Elon Musk has gotta be one of the happiest men on Earth right now, first the Tesla Model 3 pre-orders are off the charts and now SpaceX has successfully landed a first stage out at sea after several spectacular failures.
The first Grasshopper was a F9 ('v1') first stage with all but one engine removed, and some fixed landing legs added (and a bunch of ballast to keep the TWR down. And a cowboy). The next (sometimes called F9R) was an F9 v1.1 first stage with 8 of the 9 engines removed and the landing legs fixed in place. The final grasshopper, intended for high-altitude tests, was cancelled after the successes in high altitude stage manoeuvres starting with F9 V1.1. This triple-engined core is rumoured to have been mostly constructed, and may be used as the in-flight-abort boost stage during Dragon 2 testing.Man I remember when they did tests for this with the Grasshopper rockets. That thing was so cute compared to the Flacon.

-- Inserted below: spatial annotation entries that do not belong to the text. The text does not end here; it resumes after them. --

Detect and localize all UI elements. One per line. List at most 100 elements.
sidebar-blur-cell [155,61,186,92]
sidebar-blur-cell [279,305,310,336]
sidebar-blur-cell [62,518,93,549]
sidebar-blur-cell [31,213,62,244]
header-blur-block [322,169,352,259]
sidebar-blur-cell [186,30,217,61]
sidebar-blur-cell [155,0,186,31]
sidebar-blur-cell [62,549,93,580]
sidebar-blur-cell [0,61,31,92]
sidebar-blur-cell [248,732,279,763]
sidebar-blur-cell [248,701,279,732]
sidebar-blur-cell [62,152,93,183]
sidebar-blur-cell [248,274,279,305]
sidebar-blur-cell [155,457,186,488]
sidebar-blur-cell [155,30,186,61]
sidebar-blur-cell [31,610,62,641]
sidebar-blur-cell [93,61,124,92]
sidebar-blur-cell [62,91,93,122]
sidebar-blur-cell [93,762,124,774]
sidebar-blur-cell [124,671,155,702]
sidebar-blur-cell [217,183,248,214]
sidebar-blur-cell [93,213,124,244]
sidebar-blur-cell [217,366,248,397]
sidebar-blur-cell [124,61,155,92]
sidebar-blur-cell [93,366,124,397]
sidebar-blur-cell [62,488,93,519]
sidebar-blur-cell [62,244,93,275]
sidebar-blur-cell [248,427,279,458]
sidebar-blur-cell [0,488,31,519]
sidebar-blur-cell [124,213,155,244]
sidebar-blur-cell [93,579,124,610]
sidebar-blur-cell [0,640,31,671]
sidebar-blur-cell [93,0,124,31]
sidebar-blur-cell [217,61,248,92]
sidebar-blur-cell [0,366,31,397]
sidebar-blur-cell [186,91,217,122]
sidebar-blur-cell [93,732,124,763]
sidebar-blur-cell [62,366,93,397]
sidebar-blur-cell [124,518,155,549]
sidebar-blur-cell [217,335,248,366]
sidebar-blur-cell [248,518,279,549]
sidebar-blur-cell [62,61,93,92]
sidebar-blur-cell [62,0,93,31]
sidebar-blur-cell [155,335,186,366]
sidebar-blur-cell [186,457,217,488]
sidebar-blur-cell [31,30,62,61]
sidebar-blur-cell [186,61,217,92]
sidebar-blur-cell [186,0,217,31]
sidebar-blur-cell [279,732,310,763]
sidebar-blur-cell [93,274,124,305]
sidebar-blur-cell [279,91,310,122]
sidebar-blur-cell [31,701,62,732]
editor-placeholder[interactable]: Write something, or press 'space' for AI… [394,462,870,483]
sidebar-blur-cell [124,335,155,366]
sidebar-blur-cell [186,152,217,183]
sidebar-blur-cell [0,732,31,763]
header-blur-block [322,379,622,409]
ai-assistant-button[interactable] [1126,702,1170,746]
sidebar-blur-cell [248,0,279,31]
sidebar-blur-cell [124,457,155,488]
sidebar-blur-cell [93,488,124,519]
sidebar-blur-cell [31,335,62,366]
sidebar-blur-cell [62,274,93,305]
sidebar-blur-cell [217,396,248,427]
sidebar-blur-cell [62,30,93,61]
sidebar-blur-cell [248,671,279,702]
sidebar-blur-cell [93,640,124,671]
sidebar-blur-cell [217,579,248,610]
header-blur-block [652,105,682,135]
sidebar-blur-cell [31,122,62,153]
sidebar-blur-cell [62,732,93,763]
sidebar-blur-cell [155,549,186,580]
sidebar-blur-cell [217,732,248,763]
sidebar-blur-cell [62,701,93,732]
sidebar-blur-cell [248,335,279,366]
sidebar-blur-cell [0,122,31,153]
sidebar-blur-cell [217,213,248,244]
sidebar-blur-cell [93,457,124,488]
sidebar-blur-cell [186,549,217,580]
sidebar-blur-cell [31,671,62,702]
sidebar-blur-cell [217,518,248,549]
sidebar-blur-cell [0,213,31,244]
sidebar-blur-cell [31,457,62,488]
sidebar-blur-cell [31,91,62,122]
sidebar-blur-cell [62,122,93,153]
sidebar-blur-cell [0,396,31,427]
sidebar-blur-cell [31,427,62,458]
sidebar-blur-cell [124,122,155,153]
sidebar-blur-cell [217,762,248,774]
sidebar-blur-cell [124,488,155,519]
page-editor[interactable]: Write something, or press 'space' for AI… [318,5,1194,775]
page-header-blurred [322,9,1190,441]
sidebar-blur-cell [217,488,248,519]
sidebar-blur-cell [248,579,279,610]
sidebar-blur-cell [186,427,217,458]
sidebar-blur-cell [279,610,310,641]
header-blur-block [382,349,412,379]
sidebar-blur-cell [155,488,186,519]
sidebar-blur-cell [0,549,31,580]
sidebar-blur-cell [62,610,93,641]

The timestamp you're looking for is 29:14. Very cool that they managed to do this first try!
Well, second try. First try with the triple-engine landing burn and no boostback burn was with SES-9, which left a hole in the ASDS.
The triple-engine burn is interesting: it starts with with all three engines ignited, then the outer two shut down so the final hoverslam is performed on only the central engine. The reason for doing a triple-engine burn rather than using just a single engine for three times longer is gravity loss: the longer you are firing for, the more time you are spending fighting gravity. This means you use less fuel burning harder for less time.